M & C
New York - As the United Nations was awash with climate change studies
and gatherings throughout 2007, a recurring question was whether it is
too late to cut greenhouse gas emissions enough to save the world's
poor from global warming. An end-of-the-year report by the UN prominently quoted Martin Luther
King's sermon on social justice in the 1960s, saying that time
ineluctably rushes on, deaf to man's plea for it to stop so humans can
correct their errors. 'Over the bleached bones and jumbled residues of numerous civilizations are written the pathetic words: Too late,' King said. Since the UN-backed Intergovernmental Panel on Climate Change (IPCC)
began rolling out a series of damning reports in February, the UN has
made climate issues its top priority. The 192-nation General Assembly
held an unprecedented one-day climate change conference in September,
attended by more than 80 world leaders. Three IPCC reports, compiled by more than 2,000 scientists, said
global warming was 'unequivocal' and largely the result of human
activity. They warned that the world had eight years left to begin
reducing greenhouse-gas emissions or face the disastrous consequences
that come with a planet heated by more than 2 degrees Celsius. The World Meteorological Organization said the concentration of
carbon dioxide - the chief pollutant - in the atmosphere reached the
highest level ever recorded in 2006. Water vapour, carbon dioxide and nitrous oxide - the three major
greenhouse gases in the atmosphere blamed for global warming - can
remain there for 100 years, the UN Development Programme and UN
Environment Programme said in a November report. 'What we do today about climate change has consequences that will
last a century or more,' according to the study, titled Human
Development Report. 'The part of that change that is due to greenhouse
gas emissions is not reversible in the foreseeable future.' But while scientists and government leaders focus on ways to fight
climate change, the UN worries that the danger could derail its
ambitious plans to reduce poverty on Earth. It warned that conditions among the world's 2.6 billion poorest
people - those living on less than 2 dollars a day - and the poorest
countries will spiral downward as the earth heats up, sea levels rise
and agricultural lands are flooded or wilted by droughts.
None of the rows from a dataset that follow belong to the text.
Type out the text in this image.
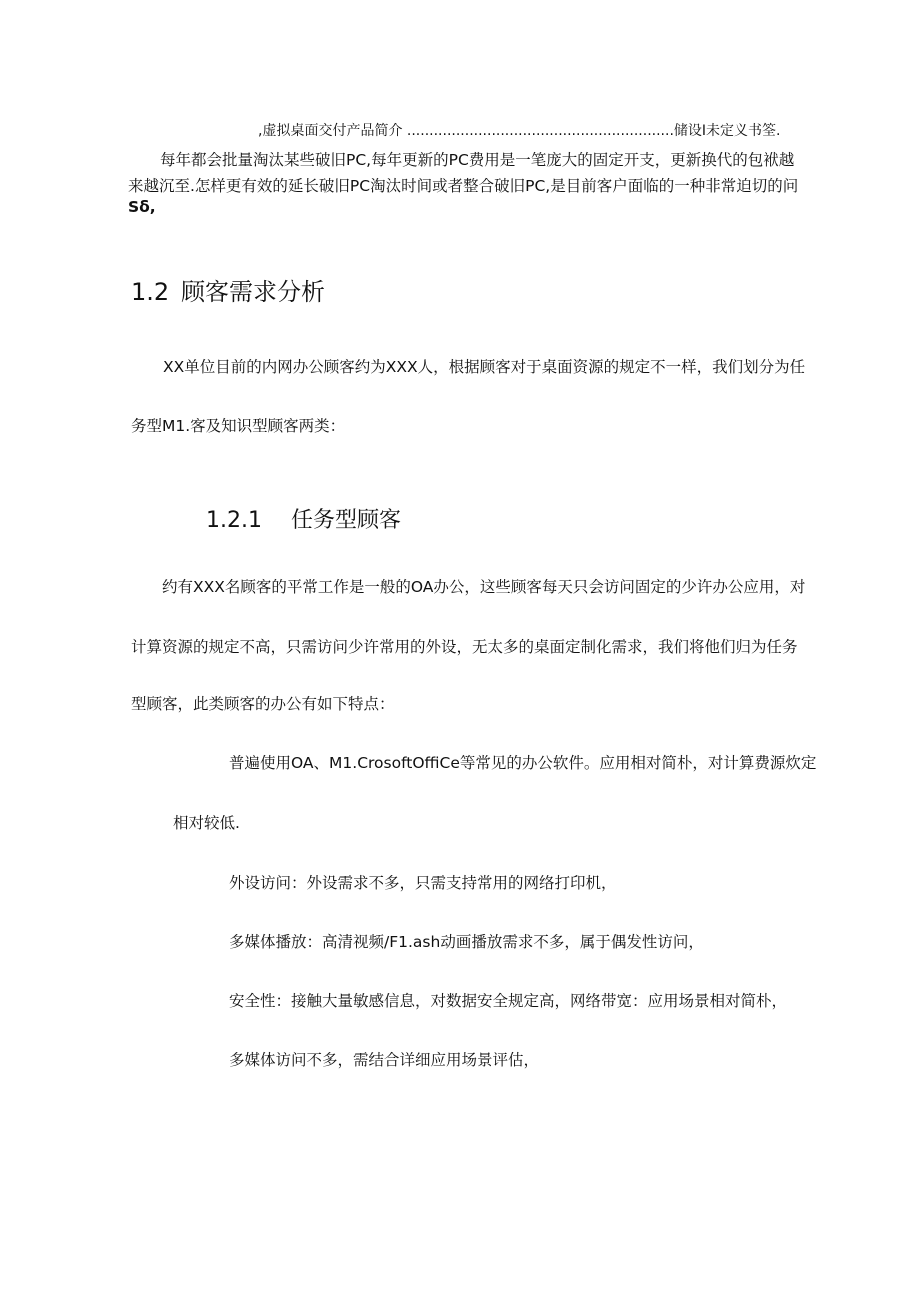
,虚拟桌面交付产品简介 ............................................................储设I未定义书筌.
每年都会批量淘汰某些破旧PC,每年更新的PC费用是一笔庞大的固定开支，更新换代的包袱越
来越沉至.怎样更有效的延长破旧PC淘汰时间或者整合破旧PC,是目前客户面临的一种非常迫切的问
Sδ,
1.2 顾客需求分析
XX单位目前的内网办公顾客约为XXX人，根据顾客对于桌面资源的规定不一样，我们划分为任
务型M1.客及知识型顾客两类：
1.2.1 任务型顾客
约有XXX名顾客的平常工作是一般的OA办公，这些顾客每天只会访问固定的少许办公应用，对
计算资源的规定不高，只需访问少许常用的外设，无太多的桌面定制化需求，我们将他们归为任务
型顾客，此类顾客的办公有如下特点：
普遍使用OA、M1.CrosoftOffiCe等常见的办公软件。应用相对简朴，对计算费源炊定
相对较低.
外设访问：外设需求不多，只需支持常用的网络打印机，
多媒体播放：高清视频/F1.ash动画播放需求不多，属于偶发性访问，
安全性：接触大量敏感信息，对数据安全规定高，网络带宽：应用场景相对简朴，
多媒体访问不多，需结合详细应用场景评估，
Another 600 million people will face malnutrition. The sub-Saharan
region, with its large concentration of poverty would suffer potential
productivity losses of 26 per cent by 2060. By 2080, 1.8 billion people will face water shortage and large areas
in South Asia and northern China will be hit by ecological problems as
glaciers retreat and rainfall patterns change. Flooding and tropical storms could displace up to 332 million people
in coastal and low-lying areas, among them more than 70 million
Bangladeshis, 32 million Vietnamese and 6 million Egyptians. Diseases will spread amid global warming, putting an additional 400 million people worldwide at risk of malaria. 'For millions of people, these are events that offer a one-way
ticket to poverty and long-run cycles of disadvantage,' the report
said. The UN said the potential human costs of climate change have been
underestimated. The shocks caused by droughts, floods, storms and other
natural disasters have already driven up the number of poor, and global
warming will only intensify those impacts. The UN in 2000 set a goal of halving the number of poor by 2015, but
the report said the results will be unequal: some countries are on
track to reach the target while others have fallen far behind. Vietnam has already halved the number of poor and provided universal primary education
ahead of the 2015 goals. Mozambique has also significantly reduced
poverty, improved education enrollment and cut down on child and
maternal mortality rates. But the report wondered whether climate change might derail those achievements. 'In today's world, it is the poor who are bearing the brunt of
climate change,' the report said. 'Tomorrow, it will be humanity as a
whole that will face the risks that come with global warming.' The report warned that the world was edging closer to 'tipping
points,' which are events beyond human control that could lead to
ecological catastrophes, including the melting of the Earth's ice
sheets that could transform human settlement patterns. The consequences of those ecological disasters may not be seen now,
but future generations will have to live with them, the UN said. The UN development report was published ahead of a major UN climate
conference on the Indonesian island resort of Bali in December, where
governments hoped to map out a strategy to complete talks by 2009 on a
replacement for the Kyoto Protocol, which expires in 2012. The UN
General Assembly plans to meet in February to review outcomes of the
December Bali conference. UN Secretary General Ban Ki-moon, who took up the climate change
mantle since taking office in January, travelled to Antarctica for a
first-hand look at the melting ice shelves and to Brazil's Amazon
rainforest, where he reported that the so-called 'lungs of the earth'
are being 'suffocated.' The UN itself plans to move towards 'carbon neutrality' in its
worldwide operations, starting with its headquarters in New York, which
is scheduled to undergo a largescale renovation by the end of 2008.